Erstens: Zahlen aus verschiedenen Phasen der Pandemie lassen sich nicht miteinander vergleichen. Denn je mehr Menschen gegen Covid-19 geimpft sind, desto weniger gefährlich ist das Coronavirus für die Gesamtbevölkerung. Welche Variante gerade kursiert, ist dabei zweitrangig.
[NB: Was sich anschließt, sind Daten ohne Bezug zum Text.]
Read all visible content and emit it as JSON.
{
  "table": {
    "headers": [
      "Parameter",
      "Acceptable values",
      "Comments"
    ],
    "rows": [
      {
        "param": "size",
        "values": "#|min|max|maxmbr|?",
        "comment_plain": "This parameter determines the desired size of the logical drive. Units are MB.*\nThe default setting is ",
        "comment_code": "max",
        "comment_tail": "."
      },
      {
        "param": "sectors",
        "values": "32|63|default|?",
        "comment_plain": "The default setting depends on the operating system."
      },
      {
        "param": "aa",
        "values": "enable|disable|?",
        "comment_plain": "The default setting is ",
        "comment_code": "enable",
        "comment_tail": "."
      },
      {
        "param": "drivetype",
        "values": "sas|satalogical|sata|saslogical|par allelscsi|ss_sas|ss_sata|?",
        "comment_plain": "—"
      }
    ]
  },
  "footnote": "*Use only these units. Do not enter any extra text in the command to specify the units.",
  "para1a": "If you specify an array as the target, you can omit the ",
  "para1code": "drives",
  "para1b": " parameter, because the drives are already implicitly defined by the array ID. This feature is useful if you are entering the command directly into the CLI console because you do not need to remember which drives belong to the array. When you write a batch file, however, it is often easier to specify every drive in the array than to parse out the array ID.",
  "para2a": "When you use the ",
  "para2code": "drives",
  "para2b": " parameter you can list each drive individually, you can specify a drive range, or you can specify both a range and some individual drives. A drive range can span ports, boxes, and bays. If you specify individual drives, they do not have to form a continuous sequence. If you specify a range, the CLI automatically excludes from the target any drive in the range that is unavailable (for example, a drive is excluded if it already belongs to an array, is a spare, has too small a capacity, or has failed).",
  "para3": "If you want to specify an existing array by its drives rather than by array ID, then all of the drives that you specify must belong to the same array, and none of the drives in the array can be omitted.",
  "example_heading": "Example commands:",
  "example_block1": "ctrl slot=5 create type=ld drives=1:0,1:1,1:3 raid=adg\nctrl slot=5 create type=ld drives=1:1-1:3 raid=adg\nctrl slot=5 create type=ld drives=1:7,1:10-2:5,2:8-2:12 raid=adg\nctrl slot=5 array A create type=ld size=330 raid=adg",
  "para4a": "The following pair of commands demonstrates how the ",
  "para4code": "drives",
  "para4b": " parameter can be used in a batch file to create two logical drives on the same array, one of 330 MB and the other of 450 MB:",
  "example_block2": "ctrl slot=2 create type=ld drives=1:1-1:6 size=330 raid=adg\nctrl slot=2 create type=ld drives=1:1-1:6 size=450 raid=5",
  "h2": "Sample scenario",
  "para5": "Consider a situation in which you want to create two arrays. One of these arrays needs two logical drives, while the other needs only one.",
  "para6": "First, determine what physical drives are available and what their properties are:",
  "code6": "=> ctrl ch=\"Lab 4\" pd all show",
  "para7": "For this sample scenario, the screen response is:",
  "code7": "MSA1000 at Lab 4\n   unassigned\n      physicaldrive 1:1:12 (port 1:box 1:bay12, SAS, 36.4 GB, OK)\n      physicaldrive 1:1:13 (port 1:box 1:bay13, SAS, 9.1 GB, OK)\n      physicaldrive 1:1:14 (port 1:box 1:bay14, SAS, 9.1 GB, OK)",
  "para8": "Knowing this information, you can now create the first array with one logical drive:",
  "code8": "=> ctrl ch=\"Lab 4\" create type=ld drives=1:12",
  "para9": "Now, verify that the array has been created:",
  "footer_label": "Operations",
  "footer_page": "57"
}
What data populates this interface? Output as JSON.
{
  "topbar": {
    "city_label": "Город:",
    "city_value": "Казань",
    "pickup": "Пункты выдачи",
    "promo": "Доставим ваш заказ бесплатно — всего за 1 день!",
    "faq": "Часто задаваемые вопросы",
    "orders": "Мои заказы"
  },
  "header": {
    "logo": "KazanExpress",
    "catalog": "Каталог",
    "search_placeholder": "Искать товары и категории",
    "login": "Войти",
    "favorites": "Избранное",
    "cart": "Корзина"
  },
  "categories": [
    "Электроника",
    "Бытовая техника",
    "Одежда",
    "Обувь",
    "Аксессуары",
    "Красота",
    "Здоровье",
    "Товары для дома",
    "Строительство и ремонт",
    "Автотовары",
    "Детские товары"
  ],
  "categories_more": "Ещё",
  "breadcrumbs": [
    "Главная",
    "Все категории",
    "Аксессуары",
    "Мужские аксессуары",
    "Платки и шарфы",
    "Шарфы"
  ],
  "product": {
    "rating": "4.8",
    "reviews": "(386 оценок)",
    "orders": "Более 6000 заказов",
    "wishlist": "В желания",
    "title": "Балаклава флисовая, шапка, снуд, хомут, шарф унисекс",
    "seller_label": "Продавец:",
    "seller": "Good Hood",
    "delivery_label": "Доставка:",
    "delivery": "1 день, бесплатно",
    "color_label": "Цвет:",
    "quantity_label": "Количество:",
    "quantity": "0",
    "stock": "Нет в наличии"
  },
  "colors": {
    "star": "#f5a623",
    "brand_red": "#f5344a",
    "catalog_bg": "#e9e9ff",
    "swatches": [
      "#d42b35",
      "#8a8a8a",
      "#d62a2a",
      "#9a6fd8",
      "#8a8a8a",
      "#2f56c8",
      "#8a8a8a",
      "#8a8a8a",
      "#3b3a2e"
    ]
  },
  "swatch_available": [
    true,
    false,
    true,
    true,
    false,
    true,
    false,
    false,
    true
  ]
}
Zweitens: Die Impfstoffe wirken nicht zu hundert Prozent. Wenn es viele Geimpfte gibt, gibt es auch viele, die sich trotz Impfung infizieren, erkranken und sterben. Der Anteil der Ungeimpften an den Corona-Toten sinkt nur scheinbar. Beim direkten Vergleich zeigt sich: Geimpfte sind deutlich besser vor einem schweren oder tödlichen Verlauf von Covid-19 geschützt als Ungeimpfte.

Disclaimer: Am 26.07.21, 07:48, wurde der Begriff "DNA-Sequenzierung" in "Sequenzierung" geändert; sequenziert wird das Erbgut der Viren. Beim Coronavirus SARS-CoV-2 handelt es sich dabei um RNA.